I found Losing My Religion to be a very authentic read. Anyone who has ever dared to question their faith knows there are only two possible outcomes: questioning leads to deeper faith, or turns you away from it altogether. And when you've depended on faith for many years, when you're surrounded by people who are faithful, if you turn away from it, you find it is a very lonely journey. People rejoice when someone is "saved" but few are as happy for you when you walk away from that salvation. Lobdell doesn't get self-righteous about his weakening faith. In fact, he seeks answers that could keep him in his faith. But ultimately, he has to go with what his head and his heart tell him.
Unlike Richard Dawkins, who can be patronizing to non-believers, Lobdell is respectful of people who maintain their faith. He doesn't attack anyone for believing, he simply articulates his own thoughts and feelings. He brings up many of the same questions that many doubters raise- the questions that either have no answer at all, or answers that are at best unsatisfying.
Anyone who has gone on their own questioning journey, and who has come out the other side feeling more contented and at peace than when they started will appreciate this read.
As someone who has experienced some of the very same happiness and despair through formal religion, I felt like Lobdell took the words right out of my heart. Throughout the narrative, I found it so easy to understand how and why Lobdell reacted to certain experiences and facts: good, bad, and ugly.

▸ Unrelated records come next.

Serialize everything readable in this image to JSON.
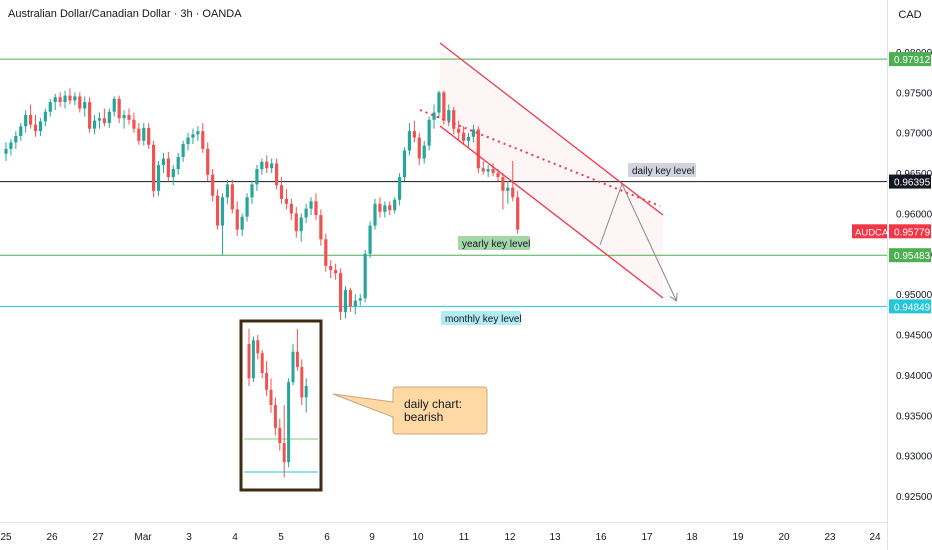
{
  "header": {
    "title": "Australian Dollar/Canadian Dollar · 3h · OANDA",
    "currency": "CAD"
  },
  "chart_data": {
    "type": "candlestick",
    "symbol": "AUDCAD",
    "ylim": [
      0.921,
      0.981
    ],
    "y_ticks": [
      "0.98000",
      "0.97500",
      "0.97000",
      "0.96500",
      "0.96000",
      "0.95500",
      "0.95000",
      "0.94500",
      "0.94000",
      "0.93500",
      "0.93000",
      "0.92500"
    ],
    "x_ticks": [
      "25",
      "26",
      "27",
      "Mar",
      "3",
      "4",
      "5",
      "6",
      "9",
      "10",
      "11",
      "12",
      "13",
      "16",
      "17",
      "18",
      "19",
      "20",
      "23",
      "24"
    ],
    "colors": {
      "up": "#26a69a",
      "down": "#ef5350",
      "green_line": "#4caf50",
      "cyan_line": "#26c6da",
      "channel": "#f23645",
      "black_line": "#131722"
    },
    "levels": [
      {
        "price": 0.97912,
        "label": "0.97912",
        "color": "#4caf50"
      },
      {
        "price": 0.96395,
        "label": "0.96395",
        "color": "#131722",
        "text": "daily key level"
      },
      {
        "price": 0.95779,
        "label": "0.95779",
        "color": "#f23645",
        "symbol_tag": "AUDCAD"
      },
      {
        "price": 0.95483,
        "label": "0.95483",
        "color": "#4caf50",
        "text": "yearly key level"
      },
      {
        "price": 0.94849,
        "label": "0.94849",
        "color": "#26c6da",
        "text": "monthly key level"
      }
    ],
    "annotation": {
      "text": "daily chart:\nbearish"
    },
    "candles": [
      {
        "o": 0.9674,
        "h": 0.9688,
        "l": 0.9665,
        "c": 0.968
      },
      {
        "o": 0.968,
        "h": 0.9692,
        "l": 0.9672,
        "c": 0.9688
      },
      {
        "o": 0.9688,
        "h": 0.9702,
        "l": 0.968,
        "c": 0.9696
      },
      {
        "o": 0.9696,
        "h": 0.9712,
        "l": 0.969,
        "c": 0.9708
      },
      {
        "o": 0.9708,
        "h": 0.9728,
        "l": 0.97,
        "c": 0.9722
      },
      {
        "o": 0.9722,
        "h": 0.9735,
        "l": 0.9705,
        "c": 0.971
      },
      {
        "o": 0.971,
        "h": 0.9722,
        "l": 0.9695,
        "c": 0.9702
      },
      {
        "o": 0.9702,
        "h": 0.9718,
        "l": 0.9696,
        "c": 0.9714
      },
      {
        "o": 0.9714,
        "h": 0.973,
        "l": 0.9708,
        "c": 0.9726
      },
      {
        "o": 0.9726,
        "h": 0.9742,
        "l": 0.972,
        "c": 0.9738
      },
      {
        "o": 0.9738,
        "h": 0.9748,
        "l": 0.9728,
        "c": 0.9744
      },
      {
        "o": 0.9744,
        "h": 0.975,
        "l": 0.9732,
        "c": 0.9738
      },
      {
        "o": 0.9738,
        "h": 0.9752,
        "l": 0.973,
        "c": 0.9746
      },
      {
        "o": 0.9746,
        "h": 0.9755,
        "l": 0.9735,
        "c": 0.974
      },
      {
        "o": 0.974,
        "h": 0.975,
        "l": 0.9734,
        "c": 0.9745
      },
      {
        "o": 0.9745,
        "h": 0.975,
        "l": 0.9725,
        "c": 0.973
      },
      {
        "o": 0.973,
        "h": 0.9745,
        "l": 0.972,
        "c": 0.9738
      },
      {
        "o": 0.9738,
        "h": 0.9744,
        "l": 0.97,
        "c": 0.9705
      },
      {
        "o": 0.9705,
        "h": 0.9722,
        "l": 0.9698,
        "c": 0.9715
      },
      {
        "o": 0.9715,
        "h": 0.9725,
        "l": 0.9705,
        "c": 0.9718
      },
      {
        "o": 0.9718,
        "h": 0.973,
        "l": 0.9708,
        "c": 0.9712
      },
      {
        "o": 0.9712,
        "h": 0.973,
        "l": 0.9706,
        "c": 0.9726
      },
      {
        "o": 0.9726,
        "h": 0.9745,
        "l": 0.972,
        "c": 0.9742
      },
      {
        "o": 0.9742,
        "h": 0.9746,
        "l": 0.9712,
        "c": 0.9718
      },
      {
        "o": 0.9718,
        "h": 0.9728,
        "l": 0.9705,
        "c": 0.9722
      },
      {
        "o": 0.9722,
        "h": 0.973,
        "l": 0.971,
        "c": 0.9716
      },
      {
        "o": 0.9716,
        "h": 0.9725,
        "l": 0.97,
        "c": 0.9705
      },
      {
        "o": 0.9705,
        "h": 0.9712,
        "l": 0.9685,
        "c": 0.969
      },
      {
        "o": 0.969,
        "h": 0.9712,
        "l": 0.9684,
        "c": 0.9706
      },
      {
        "o": 0.9706,
        "h": 0.9712,
        "l": 0.968,
        "c": 0.9685
      },
      {
        "o": 0.9685,
        "h": 0.969,
        "l": 0.962,
        "c": 0.9628
      },
      {
        "o": 0.9628,
        "h": 0.9665,
        "l": 0.9622,
        "c": 0.966
      },
      {
        "o": 0.966,
        "h": 0.9675,
        "l": 0.965,
        "c": 0.9668
      },
      {
        "o": 0.9668,
        "h": 0.9676,
        "l": 0.964,
        "c": 0.9645
      },
      {
        "o": 0.9645,
        "h": 0.966,
        "l": 0.9635,
        "c": 0.9655
      },
      {
        "o": 0.9655,
        "h": 0.9675,
        "l": 0.9648,
        "c": 0.967
      },
      {
        "o": 0.967,
        "h": 0.969,
        "l": 0.9664,
        "c": 0.9686
      },
      {
        "o": 0.9686,
        "h": 0.97,
        "l": 0.9678,
        "c": 0.9694
      },
      {
        "o": 0.9694,
        "h": 0.9705,
        "l": 0.9686,
        "c": 0.9698
      },
      {
        "o": 0.9698,
        "h": 0.9708,
        "l": 0.969,
        "c": 0.9702
      },
      {
        "o": 0.9702,
        "h": 0.9712,
        "l": 0.9675,
        "c": 0.968
      },
      {
        "o": 0.968,
        "h": 0.9688,
        "l": 0.964,
        "c": 0.9648
      },
      {
        "o": 0.9648,
        "h": 0.9655,
        "l": 0.9615,
        "c": 0.9622
      },
      {
        "o": 0.9622,
        "h": 0.963,
        "l": 0.958,
        "c": 0.9585
      },
      {
        "o": 0.9585,
        "h": 0.9625,
        "l": 0.9548,
        "c": 0.962
      },
      {
        "o": 0.962,
        "h": 0.9642,
        "l": 0.9612,
        "c": 0.9636
      },
      {
        "o": 0.9636,
        "h": 0.9642,
        "l": 0.96,
        "c": 0.9605
      },
      {
        "o": 0.9605,
        "h": 0.9615,
        "l": 0.9572,
        "c": 0.958
      },
      {
        "o": 0.958,
        "h": 0.96,
        "l": 0.9572,
        "c": 0.9596
      },
      {
        "o": 0.9596,
        "h": 0.9625,
        "l": 0.959,
        "c": 0.962
      },
      {
        "o": 0.962,
        "h": 0.964,
        "l": 0.9612,
        "c": 0.9636
      },
      {
        "o": 0.9636,
        "h": 0.966,
        "l": 0.9628,
        "c": 0.9655
      },
      {
        "o": 0.9655,
        "h": 0.9668,
        "l": 0.9648,
        "c": 0.9664
      },
      {
        "o": 0.9664,
        "h": 0.9672,
        "l": 0.965,
        "c": 0.9656
      },
      {
        "o": 0.9656,
        "h": 0.9668,
        "l": 0.965,
        "c": 0.9662
      },
      {
        "o": 0.9662,
        "h": 0.9668,
        "l": 0.963,
        "c": 0.9635
      },
      {
        "o": 0.9635,
        "h": 0.9645,
        "l": 0.9612,
        "c": 0.9618
      },
      {
        "o": 0.9618,
        "h": 0.963,
        "l": 0.9605,
        "c": 0.9612
      },
      {
        "o": 0.9612,
        "h": 0.9618,
        "l": 0.9592,
        "c": 0.96
      },
      {
        "o": 0.96,
        "h": 0.9608,
        "l": 0.957,
        "c": 0.9578
      },
      {
        "o": 0.9578,
        "h": 0.96,
        "l": 0.9565,
        "c": 0.9595
      },
      {
        "o": 0.9595,
        "h": 0.9612,
        "l": 0.9588,
        "c": 0.9606
      },
      {
        "o": 0.9606,
        "h": 0.962,
        "l": 0.9598,
        "c": 0.9615
      },
      {
        "o": 0.9615,
        "h": 0.9625,
        "l": 0.9592,
        "c": 0.9598
      },
      {
        "o": 0.9598,
        "h": 0.9605,
        "l": 0.956,
        "c": 0.9568
      },
      {
        "o": 0.9568,
        "h": 0.9575,
        "l": 0.9528,
        "c": 0.9535
      },
      {
        "o": 0.9535,
        "h": 0.9542,
        "l": 0.952,
        "c": 0.953
      },
      {
        "o": 0.953,
        "h": 0.9538,
        "l": 0.9518,
        "c": 0.9526
      },
      {
        "o": 0.9526,
        "h": 0.9532,
        "l": 0.9468,
        "c": 0.9478
      },
      {
        "o": 0.9478,
        "h": 0.951,
        "l": 0.947,
        "c": 0.9505
      },
      {
        "o": 0.9505,
        "h": 0.9508,
        "l": 0.9478,
        "c": 0.9485
      },
      {
        "o": 0.9485,
        "h": 0.95,
        "l": 0.9475,
        "c": 0.9492
      },
      {
        "o": 0.9492,
        "h": 0.95,
        "l": 0.9486,
        "c": 0.9495
      },
      {
        "o": 0.9495,
        "h": 0.9555,
        "l": 0.949,
        "c": 0.955
      },
      {
        "o": 0.955,
        "h": 0.959,
        "l": 0.9545,
        "c": 0.9585
      },
      {
        "o": 0.9585,
        "h": 0.9618,
        "l": 0.958,
        "c": 0.9612
      },
      {
        "o": 0.9612,
        "h": 0.962,
        "l": 0.9595,
        "c": 0.9602
      },
      {
        "o": 0.9602,
        "h": 0.9615,
        "l": 0.9595,
        "c": 0.961
      },
      {
        "o": 0.961,
        "h": 0.9615,
        "l": 0.9598,
        "c": 0.9604
      },
      {
        "o": 0.9604,
        "h": 0.962,
        "l": 0.96,
        "c": 0.9617
      },
      {
        "o": 0.9617,
        "h": 0.965,
        "l": 0.961,
        "c": 0.9645
      },
      {
        "o": 0.9645,
        "h": 0.9682,
        "l": 0.964,
        "c": 0.9678
      },
      {
        "o": 0.9678,
        "h": 0.9712,
        "l": 0.9672,
        "c": 0.9702
      },
      {
        "o": 0.9702,
        "h": 0.9715,
        "l": 0.9688,
        "c": 0.9694
      },
      {
        "o": 0.9694,
        "h": 0.97,
        "l": 0.966,
        "c": 0.9668
      },
      {
        "o": 0.9668,
        "h": 0.969,
        "l": 0.9662,
        "c": 0.9684
      },
      {
        "o": 0.9684,
        "h": 0.972,
        "l": 0.9678,
        "c": 0.9716
      },
      {
        "o": 0.9716,
        "h": 0.9735,
        "l": 0.9705,
        "c": 0.9725
      },
      {
        "o": 0.9725,
        "h": 0.9752,
        "l": 0.9718,
        "c": 0.975
      },
      {
        "o": 0.975,
        "h": 0.9752,
        "l": 0.971,
        "c": 0.9715
      },
      {
        "o": 0.9715,
        "h": 0.9735,
        "l": 0.9708,
        "c": 0.9728
      },
      {
        "o": 0.9728,
        "h": 0.9732,
        "l": 0.9698,
        "c": 0.9705
      },
      {
        "o": 0.9705,
        "h": 0.9715,
        "l": 0.969,
        "c": 0.97
      },
      {
        "o": 0.97,
        "h": 0.9708,
        "l": 0.9685,
        "c": 0.969
      },
      {
        "o": 0.969,
        "h": 0.97,
        "l": 0.9682,
        "c": 0.9695
      },
      {
        "o": 0.9695,
        "h": 0.971,
        "l": 0.9688,
        "c": 0.9704
      },
      {
        "o": 0.9704,
        "h": 0.9708,
        "l": 0.965,
        "c": 0.9656
      },
      {
        "o": 0.9656,
        "h": 0.9665,
        "l": 0.9648,
        "c": 0.9652
      },
      {
        "o": 0.9652,
        "h": 0.966,
        "l": 0.9645,
        "c": 0.9655
      },
      {
        "o": 0.9655,
        "h": 0.9662,
        "l": 0.9646,
        "c": 0.965
      },
      {
        "o": 0.965,
        "h": 0.9655,
        "l": 0.964,
        "c": 0.9645
      },
      {
        "o": 0.9645,
        "h": 0.965,
        "l": 0.9605,
        "c": 0.9628
      },
      {
        "o": 0.9628,
        "h": 0.964,
        "l": 0.9612,
        "c": 0.9632
      },
      {
        "o": 0.9632,
        "h": 0.9665,
        "l": 0.9615,
        "c": 0.962
      },
      {
        "o": 0.962,
        "h": 0.9628,
        "l": 0.9575,
        "c": 0.958
      }
    ],
    "inset_candles": [
      {
        "o": 0.944,
        "h": 0.946,
        "l": 0.9385,
        "c": 0.9395
      },
      {
        "o": 0.9395,
        "h": 0.945,
        "l": 0.939,
        "c": 0.9445
      },
      {
        "o": 0.9445,
        "h": 0.9452,
        "l": 0.942,
        "c": 0.9428
      },
      {
        "o": 0.9428,
        "h": 0.9432,
        "l": 0.9395,
        "c": 0.9402
      },
      {
        "o": 0.9402,
        "h": 0.9418,
        "l": 0.9372,
        "c": 0.938
      },
      {
        "o": 0.938,
        "h": 0.9395,
        "l": 0.935,
        "c": 0.936
      },
      {
        "o": 0.936,
        "h": 0.937,
        "l": 0.932,
        "c": 0.933
      },
      {
        "o": 0.933,
        "h": 0.9342,
        "l": 0.93,
        "c": 0.931
      },
      {
        "o": 0.931,
        "h": 0.936,
        "l": 0.9265,
        "c": 0.9285
      },
      {
        "o": 0.9285,
        "h": 0.9395,
        "l": 0.9278,
        "c": 0.939
      },
      {
        "o": 0.939,
        "h": 0.944,
        "l": 0.9386,
        "c": 0.943
      },
      {
        "o": 0.943,
        "h": 0.946,
        "l": 0.9405,
        "c": 0.941
      },
      {
        "o": 0.941,
        "h": 0.942,
        "l": 0.936,
        "c": 0.937
      },
      {
        "o": 0.937,
        "h": 0.9395,
        "l": 0.935,
        "c": 0.9385
      }
    ]
  }
}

I think the book is written in such a way that even someone with unshakable faith could come to understand the validity of nonbelievers. Doubters or straight-out atheists are often condemned for being selfish, taking the easy way out, or not making enough of an effort to be open to spirituality or conversion. This book makes a powerful case for faith being simply the suspension of intellectual reason that is NOT a matter of choice. Similarly, disbelief is merely a truthful declaration that some altered reality does not exist for a certain person.
Doubters out there, particularly those who once had deep-rooted faith, should find great comfort in the story of this kindred spirit.
I believe ALL practicing religious people should read this book and seriously contemplate what about a church's structure, lack of oversight, and apparent prestige invites corruption, and what can be done to reform this corruption. Efforts MUST be made to establish real congregations that are not wrought with atrocities, hypocrisies, and irreparable damage to the youngest and most vulnerable of our world. Without TRUE (not band-aid) reform, I cannot see how on earth any religious institution could continue to survive, much less thrive, with any shred of integrity and credibility, now that the truth has come to light.